Başımla onaylayıp ayaklarımı toplayarak ona dönük şekilde oturdum ve elini bıraktım. Çünkü bu konuşmada temas olsun istemiyordum. Yaptığı şey mantıklıydı ve aramızda daha sonra problem çıkartacak hiçbir şey kalmasını bende istemiyordum.
“İstanbul’dayken Danny bana Alanza’dan bahsettiğinde onun için ‘deli gibi âşık olduğu kız’ diye bir terimde bulunmuştu.” Seth gözlerini kıstı. Ama tek kelime etmeden konuşmamı bekledi. “Aslında bu terimi sadece o değil herkes bu şekilde kullanıyordu. Ama şimdi sen bana ona karşı hiçbir şey hissetmediğini söylüyorsun. Buna tamam! Benim anlamadığım şey ona bakışın sanki aranızdaki yaşananlar bitmiş gibi değil ve sanki ona karşı azda olsa bir şeyler besliyormuşsun gibi!”

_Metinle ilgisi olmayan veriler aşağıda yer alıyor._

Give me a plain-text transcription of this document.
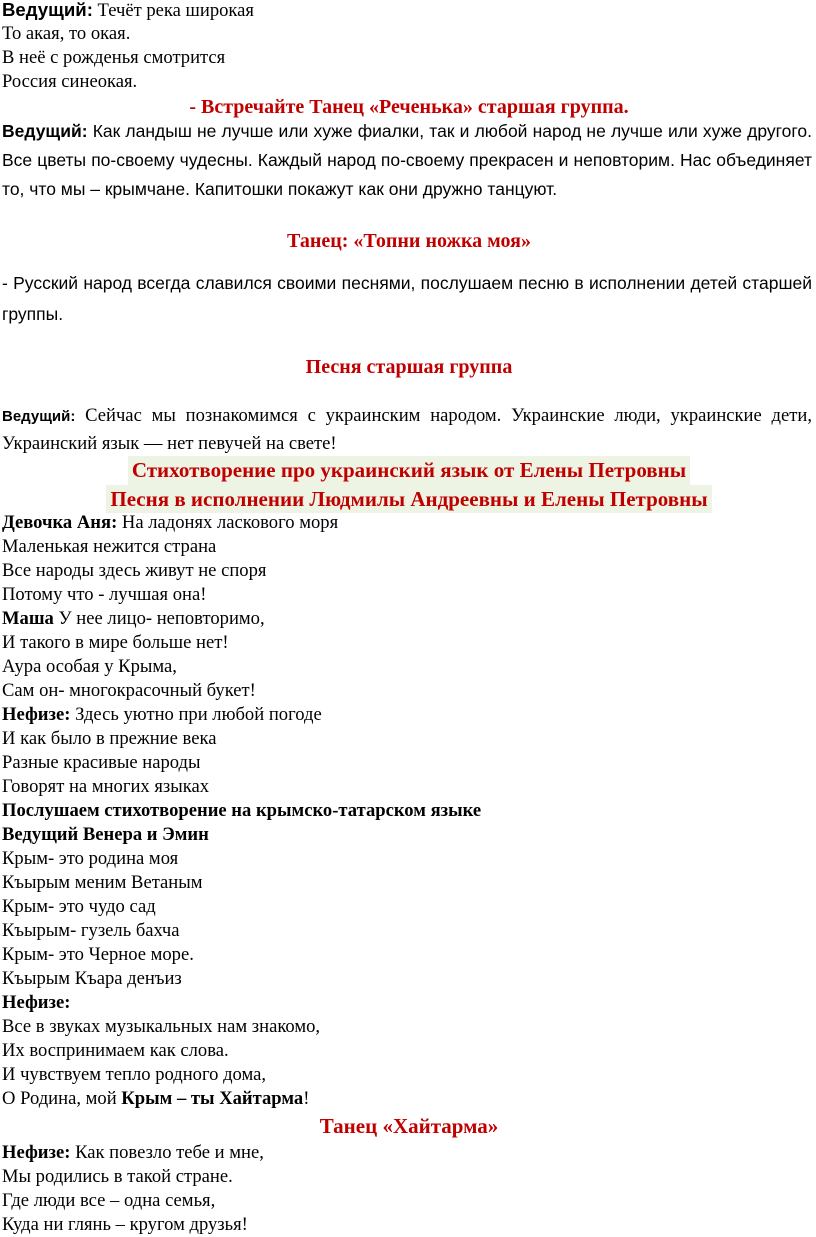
Ведущий: Течёт река широкая

То акая, то окая.

В неё с рожденья смотрится

Россия синеокая.

- Встречайте Танец «Реченька» старшая группа.

Ведущий: Как ландыш не лучше или хуже фиалки, так и любой народ не лучше или хуже другого. Все цветы по-своему чудесны. Каждый народ по-своему прекрасен и неповторим. Нас объединяет то, что мы – крымчане. Капитошки покажут как они дружно танцуют.

Танец: «Топни ножка моя»

- Русский народ всегда славился своими песнями, послушаем песню в исполнении детей старшей группы.

Песня старшая группа

Ведущий: Сейчас мы познакомимся с украинским народом. Украинские люди, украинские дети, Украинский язык — нет певучей на свете!

Стихотворение про украинский язык от Елены Петровны
Песня в исполнении Людмилы Андреевны и Елены Петровны

Девочка Аня: На ладонях ласкового моря

Маленькая нежится страна

Все народы здесь живут не споря

Потому что - лучшая она!

Маша У нее лицо- неповторимо,

И такого в мире больше нет!

Аура особая у Крыма,

Сам он- многокрасочный букет!

Нефизе: Здесь уютно при любой погоде

И как было в прежние века

Разные красивые народы

Говорят на многих языках

Послушаем стихотворение на крымско-татарском языке

Ведущий Венера и Эмин

Крым- это родина моя

Къырым меним Ветаным

Крым- это чудо сад

Къырым- гузель бахча

Крым- это Черное море.

Къырым Къара денъиз

Нефизе:

Все в звуках музыкальных нам знакомо,

Их воспринимаем как слова.

И чувствуем тепло родного дома,

О Родина, мой Крым – ты Хайтарма!

Танец «Хайтарма»

Нефизе: Как повезло тебе и мне,

Мы родились в такой стране.

Где люди все – одна семья,

Куда ни глянь – кругом друзья!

“Danny’nin öyle bir tabir kurması ya da diğerlerinin de kurması tamamen kendi fikirleriydi. Onunla mutlu olduğumu senden hiçbir zaman saklamadım. Ya da sana hiçbir zaman bunun aksini söylemedim. Alanza ile mutluydum. Evet, onunla evlenmeyi de istedim. Ona değer fazlasıyla verdim. O zamanlar belki de onu dünyadaki olabilecek tek kız olarak gördüm. Ama hiçbir zaman senin bana hissettirdiklerini bana hissettiremedi. Bunu seninle karşılasana kadar anlayamazdım. Seninle tanışınca onunla aramızdakilerin sıradan ve basit bir şey olduğunu öğrendim. Bu yüzden o eski tabir herkes tarafından silindi. Çünkü ekipteki herkes Alanza’yı seni sevdiğim kadar sevmediğimi gördü. Kendileri buna şahit oldu. Diğer dediğine gelirsek…” derin bir nefes aldı. “Ona karşı az bile olsa hiçbir şey hissetmiyorum. Ama bu ona hala değer vermediğimi göstermez. Sonuçta onunla yaşamışlığımız vardı. Aramızdaki saygı her zaman hat safhadaydı. Üstelik bir zamanlar benim çocuğumu taşıdığını düşündüm. Bunların hepsi bir seferde silinebilecek şeyler değil, Derin. Ama bunların gittikçe azaldığını hissediyorum.”
“O gün…” gözlerimi ellerime indirdim. “…o bana o cümleleri söylerken duyduklarım beni ciddi anlamda üzmüştü, Seth ve sen bu hiç umurunda değilmiş gibiydin. O zaman ölesiye korktum. Onun bana kulağıma söyledikleri yüzünden kafam allak bullak olmuş durumdaydı.” Çenemden tutup başımı kaldırdı ve gözlerine bakmamı sağladı. “Buna nasıl izin verdin? Beni üzmesine nasıl fırsat verebildin?”
Seth’in dudağının bir kenarı yukarıya kıvrıldı. “Aslında bunu düşünsen bulursun. İkimiz aynıydık, unuttun mu? İkimizde canımız acıdı mı intikam almadan durmuyoruz. O günü iyi hatırlarsan buna nasıl izin verdiğimi anlarsın.”
“Senin canını mı yakmıştım?” diye sordum şaşkınlıkla. Anında gülümsemesi soldu ve ciddi bir şekilde başıyla onayladı. “Nasıl?”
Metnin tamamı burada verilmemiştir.